Krankenhäuser sind voll
Die Zahl der Patienten mit akutem Asthma und Lungenemphysemen in Pekings Krankenhäusern habe sich seit Donnerstag verdoppelt, berichtete das Staatsradio. Nach Schätzungen renommierter chinesischer Wissenschaftler sterben jährlich 350.000 bis 500.000 Chinesen vorzeitig an den Folgen der hohen Luftverschmutzung.
Als Reaktion auf den Smog wurden in der Stadt Shijiazhuang in der um Peking herum liegenden Provinz Hebei vorerst je nach Endziffer des Nummernschildes ein Fünftel der Autos von der Straße genommen. Mehrere Betriebe der Stahlindustrie mussten schließen. Auch in Peking wurden 36 Unternehmen geschlossen, während 75 die Produktion drosseln mussten.
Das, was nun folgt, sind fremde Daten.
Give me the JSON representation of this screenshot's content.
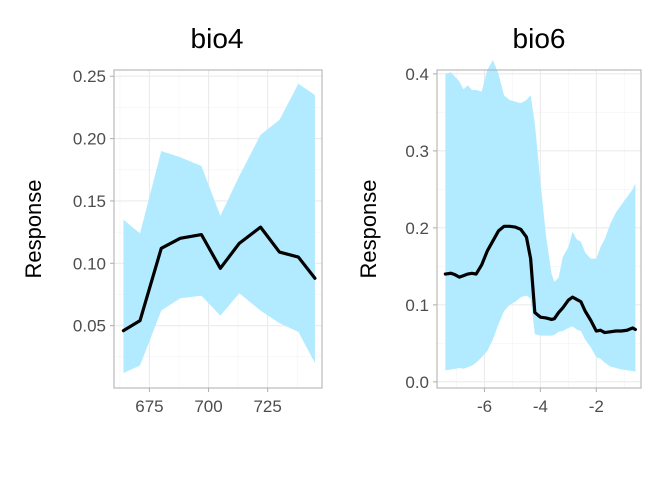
{
  "chart_data": [
    {
      "type": "line",
      "title": "bio4",
      "xlabel": "",
      "ylabel": "Response",
      "xlim": [
        660,
        748
      ],
      "ylim": [
        0.0,
        0.255
      ],
      "xticks": [
        675,
        700,
        725
      ],
      "yticks": [
        0.05,
        0.1,
        0.15,
        0.2,
        0.25
      ],
      "ytick_labels": [
        "0.05",
        "0.10",
        "0.15",
        "0.20",
        "0.25"
      ],
      "xtick_labels": [
        "675",
        "700",
        "725"
      ],
      "grid": true,
      "band_color": "#b2ebff",
      "line_color": "#000000",
      "x": [
        664,
        671,
        680,
        688,
        697,
        705,
        713,
        722,
        730,
        738,
        745
      ],
      "y": [
        0.046,
        0.054,
        0.112,
        0.12,
        0.123,
        0.096,
        0.116,
        0.129,
        0.109,
        0.105,
        0.088
      ],
      "lower": [
        0.012,
        0.018,
        0.062,
        0.072,
        0.074,
        0.058,
        0.076,
        0.062,
        0.052,
        0.045,
        0.02
      ],
      "upper": [
        0.135,
        0.124,
        0.19,
        0.185,
        0.178,
        0.138,
        0.17,
        0.203,
        0.215,
        0.244,
        0.235
      ]
    },
    {
      "type": "line",
      "title": "bio6",
      "xlabel": "",
      "ylabel": "Response",
      "xlim": [
        -7.7,
        -0.4
      ],
      "ylim": [
        -0.008,
        0.405
      ],
      "xticks": [
        -6,
        -4,
        -2
      ],
      "yticks": [
        0.0,
        0.1,
        0.2,
        0.3,
        0.4
      ],
      "ytick_labels": [
        "0.0",
        "0.1",
        "0.2",
        "0.3",
        "0.4"
      ],
      "xtick_labels": [
        "-6",
        "-4",
        "-2"
      ],
      "grid": true,
      "band_color": "#b2ebff",
      "line_color": "#000000",
      "x": [
        -7.4,
        -7.2,
        -7.05,
        -6.9,
        -6.75,
        -6.6,
        -6.45,
        -6.3,
        -6.1,
        -5.9,
        -5.7,
        -5.5,
        -5.3,
        -5.1,
        -4.9,
        -4.7,
        -4.5,
        -4.35,
        -4.2,
        -4.0,
        -3.8,
        -3.6,
        -3.5,
        -3.35,
        -3.2,
        -3.0,
        -2.85,
        -2.7,
        -2.55,
        -2.4,
        -2.2,
        -2.0,
        -1.85,
        -1.7,
        -1.5,
        -1.3,
        -1.1,
        -0.9,
        -0.7,
        -0.6
      ],
      "y": [
        0.14,
        0.141,
        0.139,
        0.136,
        0.138,
        0.14,
        0.141,
        0.14,
        0.152,
        0.17,
        0.183,
        0.196,
        0.202,
        0.202,
        0.201,
        0.198,
        0.188,
        0.16,
        0.09,
        0.084,
        0.083,
        0.081,
        0.082,
        0.09,
        0.096,
        0.106,
        0.11,
        0.107,
        0.104,
        0.092,
        0.08,
        0.066,
        0.067,
        0.064,
        0.065,
        0.066,
        0.066,
        0.067,
        0.07,
        0.068
      ],
      "lower": [
        0.015,
        0.016,
        0.017,
        0.018,
        0.017,
        0.019,
        0.021,
        0.025,
        0.032,
        0.04,
        0.055,
        0.075,
        0.092,
        0.1,
        0.104,
        0.11,
        0.112,
        0.108,
        0.062,
        0.06,
        0.06,
        0.06,
        0.061,
        0.065,
        0.066,
        0.07,
        0.072,
        0.068,
        0.066,
        0.055,
        0.045,
        0.032,
        0.03,
        0.025,
        0.02,
        0.018,
        0.016,
        0.015,
        0.014,
        0.013
      ],
      "upper": [
        0.4,
        0.402,
        0.396,
        0.39,
        0.38,
        0.385,
        0.379,
        0.379,
        0.377,
        0.405,
        0.418,
        0.4,
        0.372,
        0.366,
        0.364,
        0.362,
        0.366,
        0.372,
        0.336,
        0.26,
        0.19,
        0.14,
        0.13,
        0.135,
        0.162,
        0.175,
        0.195,
        0.185,
        0.182,
        0.168,
        0.16,
        0.16,
        0.175,
        0.185,
        0.205,
        0.22,
        0.23,
        0.24,
        0.25,
        0.258
      ]
    }
  ]
}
Die Alarmstufe "Orange" in der Hauptstadt war am Freitag zum ersten Mal in diesem Winter ausgerufen worden. In der Bevölkerung herrschte angesichts der schwer erträglichen Luftverschmutzung aber wenig Verständnis, warum nicht die höchste Stufe "Rot" ausgerufen und einschneidende Maßnahmen wie ein Fahrverbot für die Hälfte der Autos ergriffen und mehr Fabriken geschlossen werden.
Ärzte warnen vor den gesundheitlichen Gefahren des Smogs besonders für ältere und kränkliche Menschen sowie Kinder. Hohe Schadstoffbelastungen schwächten das Immunsystem und könnten den Ausbruch von Atemwegsproblemen oder Herz- und Kreislauferkrankungen erleichtern.